A plane crash killed 18 people in Nepal on Wednesday, however the pilot is currently receiving treatment in a hospital following the fatal accident, the BBC reported.
The pilot, who was rescued from the crash site after the plane caught fire upon take-off and went down, was the only survivor, according to the BBC. The Saurya Airlines flight, which was carrying 17 company employees and two crew members, was undergoing a test flight from the capital to Pokhara, a Himalayan tourist spot in the country’s west, the BBC reported. (RELATED: GRAPHIC: Horrifying Video Shows The Final Moments Inside Doomed Nepalese Flight)
Plane with 19 onboard crashes during takeoff in Nepal’s Kathmandu, pilot is the lone survivor #NepalPlaneCrash #nepalcrash #KathmanduAirport #kathmanduplanecrash pic.twitter.com/xZ0AQ2leFd
— News18 (@CNNnews18) July 24, 2024
Jagannath Niraula, head of Tribhuvan International Airport, told the BBC that the crash “happened as soon as it left the ground, in not even a minute … As soon as it took off, it turned right [when it] should have turned left.”
Although airport authorities have not yet confirmed the cause of the crash, footage of the accident showed the plane rising above the runway before crashing into flames, the BBC reported.
The #SauryaAirlines plane crashed and caught fire. 18 people killed.

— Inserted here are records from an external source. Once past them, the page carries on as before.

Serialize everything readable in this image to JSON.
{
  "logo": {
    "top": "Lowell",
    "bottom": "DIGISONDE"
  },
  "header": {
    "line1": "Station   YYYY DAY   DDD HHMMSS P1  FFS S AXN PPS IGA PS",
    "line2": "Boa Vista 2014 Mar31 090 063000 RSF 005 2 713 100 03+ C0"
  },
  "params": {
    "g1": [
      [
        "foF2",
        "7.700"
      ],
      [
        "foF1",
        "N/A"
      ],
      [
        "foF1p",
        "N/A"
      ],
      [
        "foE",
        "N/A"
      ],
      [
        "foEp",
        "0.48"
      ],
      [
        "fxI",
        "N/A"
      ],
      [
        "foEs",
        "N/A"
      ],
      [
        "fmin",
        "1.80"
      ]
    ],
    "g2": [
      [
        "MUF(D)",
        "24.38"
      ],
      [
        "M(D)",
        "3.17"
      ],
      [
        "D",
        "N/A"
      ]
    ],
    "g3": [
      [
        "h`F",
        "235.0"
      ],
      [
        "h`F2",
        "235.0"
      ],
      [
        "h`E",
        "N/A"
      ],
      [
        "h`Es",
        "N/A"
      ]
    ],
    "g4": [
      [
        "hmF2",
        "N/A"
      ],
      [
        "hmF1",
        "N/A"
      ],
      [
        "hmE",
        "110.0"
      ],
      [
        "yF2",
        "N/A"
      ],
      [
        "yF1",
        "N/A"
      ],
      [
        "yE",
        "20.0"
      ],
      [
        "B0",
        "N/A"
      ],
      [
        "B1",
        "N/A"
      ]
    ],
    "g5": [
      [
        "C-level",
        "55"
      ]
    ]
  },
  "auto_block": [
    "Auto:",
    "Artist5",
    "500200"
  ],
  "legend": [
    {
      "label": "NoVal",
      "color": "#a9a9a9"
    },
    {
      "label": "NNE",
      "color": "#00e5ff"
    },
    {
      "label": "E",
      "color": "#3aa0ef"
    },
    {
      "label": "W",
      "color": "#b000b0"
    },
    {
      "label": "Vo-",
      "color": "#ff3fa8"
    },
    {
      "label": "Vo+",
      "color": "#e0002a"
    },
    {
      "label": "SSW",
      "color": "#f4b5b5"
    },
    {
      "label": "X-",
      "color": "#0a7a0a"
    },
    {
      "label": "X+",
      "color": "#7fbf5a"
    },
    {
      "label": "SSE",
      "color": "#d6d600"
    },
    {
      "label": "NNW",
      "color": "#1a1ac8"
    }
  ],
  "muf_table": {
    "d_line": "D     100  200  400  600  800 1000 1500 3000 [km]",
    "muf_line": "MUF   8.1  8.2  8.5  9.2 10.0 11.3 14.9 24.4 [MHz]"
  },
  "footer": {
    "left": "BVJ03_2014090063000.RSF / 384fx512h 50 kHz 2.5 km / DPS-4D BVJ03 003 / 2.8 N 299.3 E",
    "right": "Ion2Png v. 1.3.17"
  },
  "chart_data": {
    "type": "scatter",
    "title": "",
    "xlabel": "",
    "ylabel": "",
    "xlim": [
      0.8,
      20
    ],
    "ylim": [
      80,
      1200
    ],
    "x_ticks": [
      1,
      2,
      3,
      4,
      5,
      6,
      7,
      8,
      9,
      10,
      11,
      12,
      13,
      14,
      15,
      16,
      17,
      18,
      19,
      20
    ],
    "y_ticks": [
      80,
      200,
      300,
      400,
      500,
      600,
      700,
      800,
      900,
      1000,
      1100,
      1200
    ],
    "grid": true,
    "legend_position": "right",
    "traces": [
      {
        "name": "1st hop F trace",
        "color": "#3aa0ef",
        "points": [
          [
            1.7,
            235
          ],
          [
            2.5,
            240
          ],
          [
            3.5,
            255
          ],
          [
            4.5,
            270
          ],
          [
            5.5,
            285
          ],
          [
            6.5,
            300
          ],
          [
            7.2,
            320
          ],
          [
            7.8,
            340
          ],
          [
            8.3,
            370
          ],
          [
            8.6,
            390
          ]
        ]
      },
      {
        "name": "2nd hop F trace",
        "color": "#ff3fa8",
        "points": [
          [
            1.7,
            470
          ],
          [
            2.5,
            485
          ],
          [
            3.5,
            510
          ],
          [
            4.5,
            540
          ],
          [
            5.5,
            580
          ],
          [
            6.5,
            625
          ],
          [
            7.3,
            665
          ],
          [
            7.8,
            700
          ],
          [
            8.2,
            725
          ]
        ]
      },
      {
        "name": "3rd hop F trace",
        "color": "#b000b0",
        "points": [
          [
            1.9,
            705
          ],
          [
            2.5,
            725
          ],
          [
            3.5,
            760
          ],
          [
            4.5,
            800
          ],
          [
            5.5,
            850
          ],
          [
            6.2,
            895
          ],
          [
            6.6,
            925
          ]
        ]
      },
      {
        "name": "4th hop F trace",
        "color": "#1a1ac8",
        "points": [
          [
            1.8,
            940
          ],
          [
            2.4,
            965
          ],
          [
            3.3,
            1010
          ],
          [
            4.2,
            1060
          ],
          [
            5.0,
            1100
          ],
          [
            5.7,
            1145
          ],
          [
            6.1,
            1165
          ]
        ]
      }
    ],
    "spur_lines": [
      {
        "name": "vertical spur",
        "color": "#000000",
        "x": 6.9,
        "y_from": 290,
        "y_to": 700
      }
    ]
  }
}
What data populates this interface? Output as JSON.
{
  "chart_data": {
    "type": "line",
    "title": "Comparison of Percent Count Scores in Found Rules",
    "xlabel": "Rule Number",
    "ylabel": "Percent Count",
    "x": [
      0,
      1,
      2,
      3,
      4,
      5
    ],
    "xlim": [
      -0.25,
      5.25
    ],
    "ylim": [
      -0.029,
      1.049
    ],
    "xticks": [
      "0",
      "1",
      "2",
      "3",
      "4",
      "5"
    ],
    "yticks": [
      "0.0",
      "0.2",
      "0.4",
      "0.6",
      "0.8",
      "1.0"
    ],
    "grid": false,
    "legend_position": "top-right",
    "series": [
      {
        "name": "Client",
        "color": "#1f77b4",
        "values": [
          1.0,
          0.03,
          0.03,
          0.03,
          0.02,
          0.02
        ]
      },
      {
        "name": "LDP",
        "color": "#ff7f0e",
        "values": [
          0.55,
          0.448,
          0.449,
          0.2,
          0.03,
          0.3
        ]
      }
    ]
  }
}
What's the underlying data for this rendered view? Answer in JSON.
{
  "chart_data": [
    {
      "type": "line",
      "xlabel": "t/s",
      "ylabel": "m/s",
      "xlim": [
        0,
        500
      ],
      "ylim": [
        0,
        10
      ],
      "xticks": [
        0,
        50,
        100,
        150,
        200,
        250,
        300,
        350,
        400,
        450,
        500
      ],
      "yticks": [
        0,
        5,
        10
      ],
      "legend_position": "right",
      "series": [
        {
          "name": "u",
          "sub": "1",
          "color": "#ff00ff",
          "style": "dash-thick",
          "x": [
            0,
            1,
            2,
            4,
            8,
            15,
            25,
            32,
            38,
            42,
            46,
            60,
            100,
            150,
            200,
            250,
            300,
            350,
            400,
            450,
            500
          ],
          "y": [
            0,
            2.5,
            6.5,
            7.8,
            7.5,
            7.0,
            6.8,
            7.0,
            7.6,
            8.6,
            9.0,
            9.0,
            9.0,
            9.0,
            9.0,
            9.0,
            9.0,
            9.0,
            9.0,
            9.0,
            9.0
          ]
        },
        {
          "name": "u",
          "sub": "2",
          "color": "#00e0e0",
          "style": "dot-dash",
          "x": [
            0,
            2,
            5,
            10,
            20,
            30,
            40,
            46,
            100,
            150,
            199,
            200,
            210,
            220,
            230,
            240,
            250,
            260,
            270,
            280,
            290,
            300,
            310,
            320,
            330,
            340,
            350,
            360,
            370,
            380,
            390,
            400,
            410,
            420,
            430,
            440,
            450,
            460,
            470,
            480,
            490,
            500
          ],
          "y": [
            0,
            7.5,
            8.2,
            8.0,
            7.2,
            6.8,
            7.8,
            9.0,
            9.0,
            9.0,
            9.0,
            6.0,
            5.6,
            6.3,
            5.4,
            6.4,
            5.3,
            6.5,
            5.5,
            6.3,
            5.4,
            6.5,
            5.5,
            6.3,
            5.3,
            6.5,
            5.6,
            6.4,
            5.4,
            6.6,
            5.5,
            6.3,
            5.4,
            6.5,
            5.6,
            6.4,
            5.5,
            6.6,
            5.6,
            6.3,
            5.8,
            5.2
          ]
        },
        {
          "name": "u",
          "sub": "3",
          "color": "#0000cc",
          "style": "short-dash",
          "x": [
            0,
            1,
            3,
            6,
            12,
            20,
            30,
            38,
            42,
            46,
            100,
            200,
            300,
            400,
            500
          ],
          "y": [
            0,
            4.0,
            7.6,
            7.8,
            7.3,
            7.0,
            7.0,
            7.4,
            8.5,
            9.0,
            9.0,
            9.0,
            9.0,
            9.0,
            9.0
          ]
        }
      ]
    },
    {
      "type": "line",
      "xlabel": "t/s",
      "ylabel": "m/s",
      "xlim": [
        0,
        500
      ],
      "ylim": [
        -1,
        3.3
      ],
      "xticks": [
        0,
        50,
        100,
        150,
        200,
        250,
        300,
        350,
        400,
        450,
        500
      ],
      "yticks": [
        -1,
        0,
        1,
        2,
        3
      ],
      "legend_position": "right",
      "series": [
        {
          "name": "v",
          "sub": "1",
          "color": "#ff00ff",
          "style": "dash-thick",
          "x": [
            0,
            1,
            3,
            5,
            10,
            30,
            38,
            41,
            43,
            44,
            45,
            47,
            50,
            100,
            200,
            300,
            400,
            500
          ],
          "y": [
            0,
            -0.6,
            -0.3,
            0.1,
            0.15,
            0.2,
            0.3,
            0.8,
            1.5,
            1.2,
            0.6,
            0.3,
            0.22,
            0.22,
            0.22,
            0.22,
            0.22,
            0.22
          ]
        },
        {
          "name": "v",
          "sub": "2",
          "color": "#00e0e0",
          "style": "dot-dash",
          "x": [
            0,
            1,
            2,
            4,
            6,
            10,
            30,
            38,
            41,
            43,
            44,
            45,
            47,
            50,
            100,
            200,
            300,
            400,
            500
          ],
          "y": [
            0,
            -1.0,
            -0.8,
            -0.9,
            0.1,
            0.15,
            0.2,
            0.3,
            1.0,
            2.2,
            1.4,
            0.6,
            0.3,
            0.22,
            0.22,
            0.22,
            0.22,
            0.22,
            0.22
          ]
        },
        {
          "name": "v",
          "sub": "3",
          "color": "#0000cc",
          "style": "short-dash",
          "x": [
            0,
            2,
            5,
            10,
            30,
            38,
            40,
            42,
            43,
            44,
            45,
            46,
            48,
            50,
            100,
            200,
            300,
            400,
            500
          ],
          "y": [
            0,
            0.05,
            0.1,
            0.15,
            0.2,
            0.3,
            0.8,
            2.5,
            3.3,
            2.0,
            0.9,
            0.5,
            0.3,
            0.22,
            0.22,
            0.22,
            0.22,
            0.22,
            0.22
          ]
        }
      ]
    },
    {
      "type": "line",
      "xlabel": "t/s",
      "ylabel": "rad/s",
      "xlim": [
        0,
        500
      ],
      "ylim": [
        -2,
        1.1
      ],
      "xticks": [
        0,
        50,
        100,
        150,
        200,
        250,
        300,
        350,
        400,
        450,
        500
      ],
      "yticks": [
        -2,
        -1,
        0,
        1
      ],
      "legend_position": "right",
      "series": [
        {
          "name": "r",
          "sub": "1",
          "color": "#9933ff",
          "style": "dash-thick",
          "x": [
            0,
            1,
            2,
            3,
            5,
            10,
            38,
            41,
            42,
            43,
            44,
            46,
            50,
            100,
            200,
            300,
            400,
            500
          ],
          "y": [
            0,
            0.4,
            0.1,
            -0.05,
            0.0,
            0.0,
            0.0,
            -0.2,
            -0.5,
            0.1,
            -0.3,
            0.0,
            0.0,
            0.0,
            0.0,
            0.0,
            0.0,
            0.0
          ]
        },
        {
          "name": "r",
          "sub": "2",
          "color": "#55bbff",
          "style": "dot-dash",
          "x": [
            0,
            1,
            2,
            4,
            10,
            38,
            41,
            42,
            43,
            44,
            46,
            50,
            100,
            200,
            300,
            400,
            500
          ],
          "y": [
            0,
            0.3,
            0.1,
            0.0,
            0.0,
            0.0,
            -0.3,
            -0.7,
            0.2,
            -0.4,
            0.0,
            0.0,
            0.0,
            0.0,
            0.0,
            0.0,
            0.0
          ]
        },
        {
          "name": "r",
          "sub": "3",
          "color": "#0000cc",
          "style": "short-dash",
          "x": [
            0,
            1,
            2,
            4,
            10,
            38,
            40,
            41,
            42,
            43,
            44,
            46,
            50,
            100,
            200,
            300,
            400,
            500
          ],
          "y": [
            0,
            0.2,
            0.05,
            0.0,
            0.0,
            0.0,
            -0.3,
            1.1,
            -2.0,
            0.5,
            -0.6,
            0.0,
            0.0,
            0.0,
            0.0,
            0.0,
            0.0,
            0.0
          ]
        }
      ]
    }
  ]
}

The pilot is the only survivor. #Nepal pic.twitter.com/CckliynOBA
— Aiza (@Aiza_B2) July 24, 2024
First responders rushed to the scene but were not able to save the 17 Nepalis and one Yemeni national who perished in the crash, according to BBC.
“Only the captain was rescued alive and is receiving treatment at a hospital,” Tej Bahadur Poudyal, the spokesman for Kathmandu’s Tribhuvan International Airport, told Reuters.
The prime minister of Nepal, K.P. Sharma Oli, took to social media to urge people to “be patient” after he visited the crash site, according to Reuters.
Nepal, a country that has eight of the world’s tallest 14 mountains, has a checkered safety record, with nearly 350 people dying in aviation accidents since 2000, Reuters reported.
The mountainous country’s poor safety record has been blamed on unpredictable weather and lax regulations, according to the BBC.
A 1992 crash marked Nepal’s deadliest plane crash when 167 people died in a Pakistan International Airlines Airbus crash in Kathmandu, Reuters reported.